Another source of tension is whether the association does enough for members who are not full-time scholars at research institutions. Stacey Donohue, a professor of English at Central Oregon Community College in Bend, Ore., made enthusiastic use of the tables set up in meeting rooms for attendees blogging or (more commonly) tweeting about the sessions. But she wondered why two of the handful of community-college-themed panels had been scheduled at the same time, and she said that many of her colleagues still saw no reason to join the association.
Sidonie Smith, just finishing her year as the association's president, managed to pull together many of the association's disparate elements in the presidential theme she chose, "Narrating Lives." That theme ran through panels on life writing, social networking, Victorian subjectivity, spiritual narratives, "Queerness and Disability," eco-criticism, the difficulties of biographical research, even "The Open Professoriate: Public Intellectuals on the Open Web," where some of the digital humanists made another showing.
In her address, Ms.

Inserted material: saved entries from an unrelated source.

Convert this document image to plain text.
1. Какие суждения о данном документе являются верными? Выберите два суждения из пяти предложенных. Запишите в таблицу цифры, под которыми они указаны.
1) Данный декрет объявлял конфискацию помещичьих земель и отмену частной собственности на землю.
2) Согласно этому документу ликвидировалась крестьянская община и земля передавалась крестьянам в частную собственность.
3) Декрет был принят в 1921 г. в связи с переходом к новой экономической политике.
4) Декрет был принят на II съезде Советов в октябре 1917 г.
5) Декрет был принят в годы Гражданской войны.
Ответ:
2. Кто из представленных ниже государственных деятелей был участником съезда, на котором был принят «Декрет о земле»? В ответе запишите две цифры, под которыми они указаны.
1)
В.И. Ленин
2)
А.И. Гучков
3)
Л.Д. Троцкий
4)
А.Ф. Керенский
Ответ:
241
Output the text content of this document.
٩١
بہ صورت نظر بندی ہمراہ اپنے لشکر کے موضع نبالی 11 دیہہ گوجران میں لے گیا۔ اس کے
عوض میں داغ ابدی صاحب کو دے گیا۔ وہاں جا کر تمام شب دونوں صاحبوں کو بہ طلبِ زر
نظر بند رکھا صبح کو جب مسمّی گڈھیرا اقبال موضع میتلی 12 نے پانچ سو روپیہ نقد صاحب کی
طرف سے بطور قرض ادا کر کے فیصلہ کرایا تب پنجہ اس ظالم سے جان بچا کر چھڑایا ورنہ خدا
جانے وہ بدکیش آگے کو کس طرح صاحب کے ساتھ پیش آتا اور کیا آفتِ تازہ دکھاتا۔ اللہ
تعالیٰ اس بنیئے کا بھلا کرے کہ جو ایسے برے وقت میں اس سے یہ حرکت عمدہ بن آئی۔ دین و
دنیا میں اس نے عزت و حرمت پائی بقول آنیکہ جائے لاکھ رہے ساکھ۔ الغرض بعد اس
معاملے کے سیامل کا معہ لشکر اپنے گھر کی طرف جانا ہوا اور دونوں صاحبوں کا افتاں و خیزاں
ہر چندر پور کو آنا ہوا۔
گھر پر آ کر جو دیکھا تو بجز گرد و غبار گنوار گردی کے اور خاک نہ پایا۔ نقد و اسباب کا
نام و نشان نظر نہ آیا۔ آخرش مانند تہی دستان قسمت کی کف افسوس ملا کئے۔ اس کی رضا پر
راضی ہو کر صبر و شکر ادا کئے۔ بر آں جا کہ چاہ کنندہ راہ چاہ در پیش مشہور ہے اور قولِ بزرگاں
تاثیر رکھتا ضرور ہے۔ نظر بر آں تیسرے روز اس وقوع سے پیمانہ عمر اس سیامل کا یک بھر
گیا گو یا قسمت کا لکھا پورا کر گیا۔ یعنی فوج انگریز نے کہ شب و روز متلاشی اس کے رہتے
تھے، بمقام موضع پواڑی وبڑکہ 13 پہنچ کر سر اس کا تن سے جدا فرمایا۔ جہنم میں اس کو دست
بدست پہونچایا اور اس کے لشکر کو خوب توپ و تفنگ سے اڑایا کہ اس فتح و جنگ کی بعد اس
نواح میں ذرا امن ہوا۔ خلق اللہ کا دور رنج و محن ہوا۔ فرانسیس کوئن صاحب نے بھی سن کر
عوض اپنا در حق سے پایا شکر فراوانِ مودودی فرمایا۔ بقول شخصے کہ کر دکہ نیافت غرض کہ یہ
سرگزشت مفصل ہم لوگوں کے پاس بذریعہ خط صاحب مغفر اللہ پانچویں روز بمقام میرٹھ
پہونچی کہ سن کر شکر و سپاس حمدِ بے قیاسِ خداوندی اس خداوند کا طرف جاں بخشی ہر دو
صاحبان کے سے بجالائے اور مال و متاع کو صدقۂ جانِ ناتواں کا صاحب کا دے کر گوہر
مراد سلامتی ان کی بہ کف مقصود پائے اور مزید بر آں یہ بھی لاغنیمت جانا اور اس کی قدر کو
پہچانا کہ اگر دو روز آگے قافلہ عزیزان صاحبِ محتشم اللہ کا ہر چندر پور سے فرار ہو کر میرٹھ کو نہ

Smith talked about the uses and abuses of life writing—biography and autobiography in their many, multimedia forms. She wondered whether "the Internet memory machine" would lead us to add self-deletion—trying to do away with the online record of ourselves—to the definition of life writing. While scholars might be tempted to dismiss "the digital spectacle of public confession," Ms. Smith said, they would do well to remember that sharing life experiences—theirs and their students'—may be the best way to make the case for keeping alive the study of language and literature.